Fast forward to last winter. For years, I’d been having occasional episodes of atrial fibrillation. The episodes would typically last for less than a day, I would convert back to normal rhythm on my own, and move on. At some point, my cardiologist put me on an anti-arrhythmic drug, which worked well for about 4 years; then I had a episode that didn’t convert back for several weeks, and he changed me to another drug, which worked for a while. Last January, I had another episode, short-lived again. But at that time, he said it was time to consider cardiac ablation surgery. The drug I was on wasn’t working like it had, and the drugs beyond that had more and nastier side effects. We decided to to discuss it again after my vacation to Greece in March; when I got back, we scheduled the surgery for July 1. In May, I had another episode; I didn’t convert back, so they started me on a blood thinner until the surgery. Once again, my walking got interrupted, because in a state of constant atrial fibrillation, I really didn’t have energy for long walks. On July 1, I underwent cardiac ablation surgery. It went fine, I was in the hospital overnight, and went home the next day to recover. After a few days of a very sore chest and throat (from the things they had shoved down my throat during the surgery), I was getting better rapidly, until my left leg began hurting. No blood clot, but the cardiologist wasn’t sure what was going on. Additional CT scans and ultrasounds didn’t reveal the cause; finally he said I should maybe go see my orthopedic surgeon (which I had wanted to do days earlier). When I was finally able to get in to see him, he diagnosed the problem in 5 minutes – bleeding into the quad muscles, which caused my left leg and knee to be very swollen and stiff, and very painful. He prescribed a month of physical therapy, which worked wonders in fairly short order. And while I was going through the weeks of PT, I started really wanting to be walking again. By early August, I was pretty much back to normal, and decided to start getting out of bed and getting out the door again. Since retiring from my state government job last year (I now work as a consultant part-time) I have a very flexible schedule, so I can get a good walk in and still have a leisurely morning most days before going to work.

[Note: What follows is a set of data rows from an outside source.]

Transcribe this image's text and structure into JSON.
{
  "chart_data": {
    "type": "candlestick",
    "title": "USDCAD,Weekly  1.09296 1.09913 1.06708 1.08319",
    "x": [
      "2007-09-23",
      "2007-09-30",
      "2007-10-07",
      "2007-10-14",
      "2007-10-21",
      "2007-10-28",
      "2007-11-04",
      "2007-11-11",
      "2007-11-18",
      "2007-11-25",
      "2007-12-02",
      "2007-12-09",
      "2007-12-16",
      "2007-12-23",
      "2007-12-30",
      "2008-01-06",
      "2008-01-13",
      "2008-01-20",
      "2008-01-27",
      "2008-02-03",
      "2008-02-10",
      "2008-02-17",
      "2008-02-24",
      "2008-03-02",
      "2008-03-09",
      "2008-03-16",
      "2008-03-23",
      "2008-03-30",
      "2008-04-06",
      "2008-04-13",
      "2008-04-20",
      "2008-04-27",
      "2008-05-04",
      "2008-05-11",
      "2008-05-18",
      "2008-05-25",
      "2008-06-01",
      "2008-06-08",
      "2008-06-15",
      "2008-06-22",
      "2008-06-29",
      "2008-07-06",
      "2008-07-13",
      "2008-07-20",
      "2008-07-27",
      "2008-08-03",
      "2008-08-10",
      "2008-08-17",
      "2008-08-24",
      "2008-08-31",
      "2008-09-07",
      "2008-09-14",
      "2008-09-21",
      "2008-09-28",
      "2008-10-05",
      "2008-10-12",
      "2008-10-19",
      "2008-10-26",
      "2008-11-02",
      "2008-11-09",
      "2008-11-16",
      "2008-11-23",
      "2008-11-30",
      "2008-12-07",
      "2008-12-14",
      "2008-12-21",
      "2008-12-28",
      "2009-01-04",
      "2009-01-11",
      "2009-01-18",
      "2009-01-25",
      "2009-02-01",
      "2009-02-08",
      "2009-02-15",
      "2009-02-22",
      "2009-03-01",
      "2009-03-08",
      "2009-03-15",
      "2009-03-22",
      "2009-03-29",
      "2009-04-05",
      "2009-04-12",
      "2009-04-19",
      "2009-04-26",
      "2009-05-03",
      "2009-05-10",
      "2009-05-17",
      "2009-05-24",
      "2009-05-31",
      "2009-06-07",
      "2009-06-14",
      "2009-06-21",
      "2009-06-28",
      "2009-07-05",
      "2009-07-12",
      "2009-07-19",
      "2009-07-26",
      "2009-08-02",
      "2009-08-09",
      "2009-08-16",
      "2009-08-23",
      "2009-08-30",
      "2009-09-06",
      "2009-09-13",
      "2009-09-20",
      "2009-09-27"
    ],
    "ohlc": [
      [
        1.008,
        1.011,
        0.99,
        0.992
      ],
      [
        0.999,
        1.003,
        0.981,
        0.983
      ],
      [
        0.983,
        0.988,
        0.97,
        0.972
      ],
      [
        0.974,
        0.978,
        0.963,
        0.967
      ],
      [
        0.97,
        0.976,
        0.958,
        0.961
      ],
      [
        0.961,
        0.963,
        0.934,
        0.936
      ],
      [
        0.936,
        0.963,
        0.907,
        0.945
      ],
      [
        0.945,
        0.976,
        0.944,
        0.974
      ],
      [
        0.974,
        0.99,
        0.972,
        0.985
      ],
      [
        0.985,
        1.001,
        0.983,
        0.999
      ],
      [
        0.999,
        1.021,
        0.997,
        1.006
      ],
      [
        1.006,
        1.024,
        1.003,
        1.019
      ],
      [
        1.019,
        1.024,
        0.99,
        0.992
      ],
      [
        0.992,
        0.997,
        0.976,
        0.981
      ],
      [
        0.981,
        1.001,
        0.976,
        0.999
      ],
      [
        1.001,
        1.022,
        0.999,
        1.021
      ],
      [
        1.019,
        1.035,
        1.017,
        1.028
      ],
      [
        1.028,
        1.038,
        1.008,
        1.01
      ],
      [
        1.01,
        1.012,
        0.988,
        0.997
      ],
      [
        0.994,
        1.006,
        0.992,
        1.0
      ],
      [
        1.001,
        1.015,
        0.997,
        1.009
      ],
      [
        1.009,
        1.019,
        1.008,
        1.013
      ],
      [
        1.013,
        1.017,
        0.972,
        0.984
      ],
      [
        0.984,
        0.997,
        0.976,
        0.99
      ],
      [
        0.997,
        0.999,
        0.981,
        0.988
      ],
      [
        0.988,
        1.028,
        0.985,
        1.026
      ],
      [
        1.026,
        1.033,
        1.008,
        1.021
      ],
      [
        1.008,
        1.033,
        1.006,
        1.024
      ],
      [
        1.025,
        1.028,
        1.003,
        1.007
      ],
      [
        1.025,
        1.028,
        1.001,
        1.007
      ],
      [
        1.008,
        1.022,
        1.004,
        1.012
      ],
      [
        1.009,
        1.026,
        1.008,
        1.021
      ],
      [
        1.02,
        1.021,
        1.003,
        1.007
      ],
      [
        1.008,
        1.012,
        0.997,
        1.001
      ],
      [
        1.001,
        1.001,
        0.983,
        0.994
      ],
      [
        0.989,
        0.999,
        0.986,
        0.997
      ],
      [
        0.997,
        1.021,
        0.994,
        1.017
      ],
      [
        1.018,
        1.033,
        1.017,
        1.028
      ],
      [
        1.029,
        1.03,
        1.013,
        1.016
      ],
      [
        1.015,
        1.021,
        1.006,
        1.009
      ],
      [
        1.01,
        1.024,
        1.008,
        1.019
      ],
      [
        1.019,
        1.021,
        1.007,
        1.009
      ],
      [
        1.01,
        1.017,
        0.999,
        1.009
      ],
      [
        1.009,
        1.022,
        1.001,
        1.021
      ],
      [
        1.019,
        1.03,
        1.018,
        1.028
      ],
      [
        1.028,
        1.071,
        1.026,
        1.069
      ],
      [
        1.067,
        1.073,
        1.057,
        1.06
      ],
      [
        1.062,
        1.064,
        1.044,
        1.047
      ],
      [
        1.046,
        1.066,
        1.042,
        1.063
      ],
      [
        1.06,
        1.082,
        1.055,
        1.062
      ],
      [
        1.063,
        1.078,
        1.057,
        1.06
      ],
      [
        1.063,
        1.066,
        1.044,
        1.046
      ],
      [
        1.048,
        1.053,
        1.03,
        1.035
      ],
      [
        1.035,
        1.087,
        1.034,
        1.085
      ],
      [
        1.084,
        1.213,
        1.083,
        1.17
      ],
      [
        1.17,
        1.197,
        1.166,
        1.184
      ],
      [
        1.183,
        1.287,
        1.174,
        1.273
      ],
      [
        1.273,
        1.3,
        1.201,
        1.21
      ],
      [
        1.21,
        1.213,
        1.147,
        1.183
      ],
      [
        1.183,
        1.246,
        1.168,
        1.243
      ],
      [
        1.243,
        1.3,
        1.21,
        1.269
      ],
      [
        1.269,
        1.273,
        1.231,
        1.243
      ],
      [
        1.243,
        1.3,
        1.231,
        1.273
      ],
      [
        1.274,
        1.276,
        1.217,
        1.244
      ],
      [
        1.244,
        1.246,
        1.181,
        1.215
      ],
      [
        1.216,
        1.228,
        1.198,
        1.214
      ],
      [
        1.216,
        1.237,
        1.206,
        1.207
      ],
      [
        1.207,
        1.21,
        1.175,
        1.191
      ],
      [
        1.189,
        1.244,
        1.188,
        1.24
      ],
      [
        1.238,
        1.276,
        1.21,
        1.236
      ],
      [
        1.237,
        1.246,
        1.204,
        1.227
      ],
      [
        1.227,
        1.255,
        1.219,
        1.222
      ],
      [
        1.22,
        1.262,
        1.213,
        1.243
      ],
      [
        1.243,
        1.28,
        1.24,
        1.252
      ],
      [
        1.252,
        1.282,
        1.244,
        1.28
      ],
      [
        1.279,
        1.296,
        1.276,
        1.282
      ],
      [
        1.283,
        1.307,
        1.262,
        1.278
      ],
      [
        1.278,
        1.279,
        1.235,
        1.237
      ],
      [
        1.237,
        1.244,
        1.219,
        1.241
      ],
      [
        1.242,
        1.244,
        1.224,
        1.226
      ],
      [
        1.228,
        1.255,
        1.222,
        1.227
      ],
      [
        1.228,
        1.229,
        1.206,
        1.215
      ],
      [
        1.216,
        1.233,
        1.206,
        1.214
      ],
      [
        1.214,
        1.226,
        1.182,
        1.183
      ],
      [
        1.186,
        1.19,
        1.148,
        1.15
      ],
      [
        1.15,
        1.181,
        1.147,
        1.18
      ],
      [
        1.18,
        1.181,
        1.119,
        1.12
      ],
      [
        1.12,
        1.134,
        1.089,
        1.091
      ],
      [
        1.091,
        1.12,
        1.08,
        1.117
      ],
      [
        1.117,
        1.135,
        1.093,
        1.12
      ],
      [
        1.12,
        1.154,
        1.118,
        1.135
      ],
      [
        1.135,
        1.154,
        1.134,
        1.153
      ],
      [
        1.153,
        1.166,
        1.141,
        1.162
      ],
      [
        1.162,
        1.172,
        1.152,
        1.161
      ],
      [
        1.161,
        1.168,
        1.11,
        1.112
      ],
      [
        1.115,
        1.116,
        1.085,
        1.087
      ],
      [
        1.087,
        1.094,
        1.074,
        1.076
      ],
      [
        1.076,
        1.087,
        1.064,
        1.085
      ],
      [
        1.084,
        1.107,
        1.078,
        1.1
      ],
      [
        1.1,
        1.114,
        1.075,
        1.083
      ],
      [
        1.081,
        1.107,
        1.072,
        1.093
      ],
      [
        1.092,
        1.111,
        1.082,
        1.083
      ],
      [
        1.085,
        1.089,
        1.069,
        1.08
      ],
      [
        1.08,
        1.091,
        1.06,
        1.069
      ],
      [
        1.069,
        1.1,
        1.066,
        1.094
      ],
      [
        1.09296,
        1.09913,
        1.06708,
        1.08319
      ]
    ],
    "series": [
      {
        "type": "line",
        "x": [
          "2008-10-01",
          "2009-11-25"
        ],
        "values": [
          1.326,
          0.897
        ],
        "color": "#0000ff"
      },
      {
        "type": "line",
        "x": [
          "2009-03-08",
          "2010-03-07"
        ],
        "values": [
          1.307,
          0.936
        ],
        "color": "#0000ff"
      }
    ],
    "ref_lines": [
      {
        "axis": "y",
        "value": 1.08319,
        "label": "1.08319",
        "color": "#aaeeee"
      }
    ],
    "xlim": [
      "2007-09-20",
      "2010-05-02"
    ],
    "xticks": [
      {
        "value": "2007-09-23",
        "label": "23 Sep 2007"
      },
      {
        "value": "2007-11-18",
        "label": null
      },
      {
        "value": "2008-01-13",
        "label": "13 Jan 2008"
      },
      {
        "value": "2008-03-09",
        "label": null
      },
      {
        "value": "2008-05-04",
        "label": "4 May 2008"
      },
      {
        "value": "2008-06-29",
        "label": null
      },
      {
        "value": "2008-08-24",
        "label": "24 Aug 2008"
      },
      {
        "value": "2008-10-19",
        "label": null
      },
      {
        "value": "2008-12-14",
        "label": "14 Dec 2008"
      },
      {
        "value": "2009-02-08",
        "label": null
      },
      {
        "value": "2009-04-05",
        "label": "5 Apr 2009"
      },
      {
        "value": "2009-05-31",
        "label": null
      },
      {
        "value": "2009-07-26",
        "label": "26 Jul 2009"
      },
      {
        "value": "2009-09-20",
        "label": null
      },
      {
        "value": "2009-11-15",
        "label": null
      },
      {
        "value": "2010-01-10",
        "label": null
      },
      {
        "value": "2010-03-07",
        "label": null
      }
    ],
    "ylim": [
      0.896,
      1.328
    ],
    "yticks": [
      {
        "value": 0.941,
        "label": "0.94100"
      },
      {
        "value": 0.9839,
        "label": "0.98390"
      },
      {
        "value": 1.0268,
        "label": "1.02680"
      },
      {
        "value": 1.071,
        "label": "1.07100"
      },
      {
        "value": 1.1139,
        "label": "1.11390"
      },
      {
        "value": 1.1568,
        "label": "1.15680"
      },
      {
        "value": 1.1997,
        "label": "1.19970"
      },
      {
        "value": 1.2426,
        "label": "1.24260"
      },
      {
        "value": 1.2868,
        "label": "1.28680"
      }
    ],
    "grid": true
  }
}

So, I started walking again. At first I took walks like I used to take – 30-45 minutes. But I soon realized that (a) that wasn’t really long enough, and (b) I had time for a longer walk. So I began adding time and distance, and finding new walking routes. Some days I walk in the neighborhoods near my house. Other days, I’ll go to the multi-use trail along the Natchez Trace. That’s where I can get some really good, long walks in. My Fitbit measures the distance and number of steps, and I’ve found that the Fitbit’s distance measurement is pretty accurate. Now, most days I walk at least 4 miles, and I often get 5 miles in, all before breakfast. I take my Walkman radio and listen to NPR’s Morning Edition, and walk, and walk. It’s often the best part of my day. And my reward is scenes like this:

or this:

or, at this time of year:

And most days, when I’m walking along the Natchez Trace trail, I have the trail to myself:

Right now, I’m averaging about 25 miles a week on my morning walks. According to Fitbit, if you include all the steps I take during the day, I average about 40 miles a week. I guess when winter sets in I’ll see how dedicated I really am. For now, it’s just one foot in front of the other.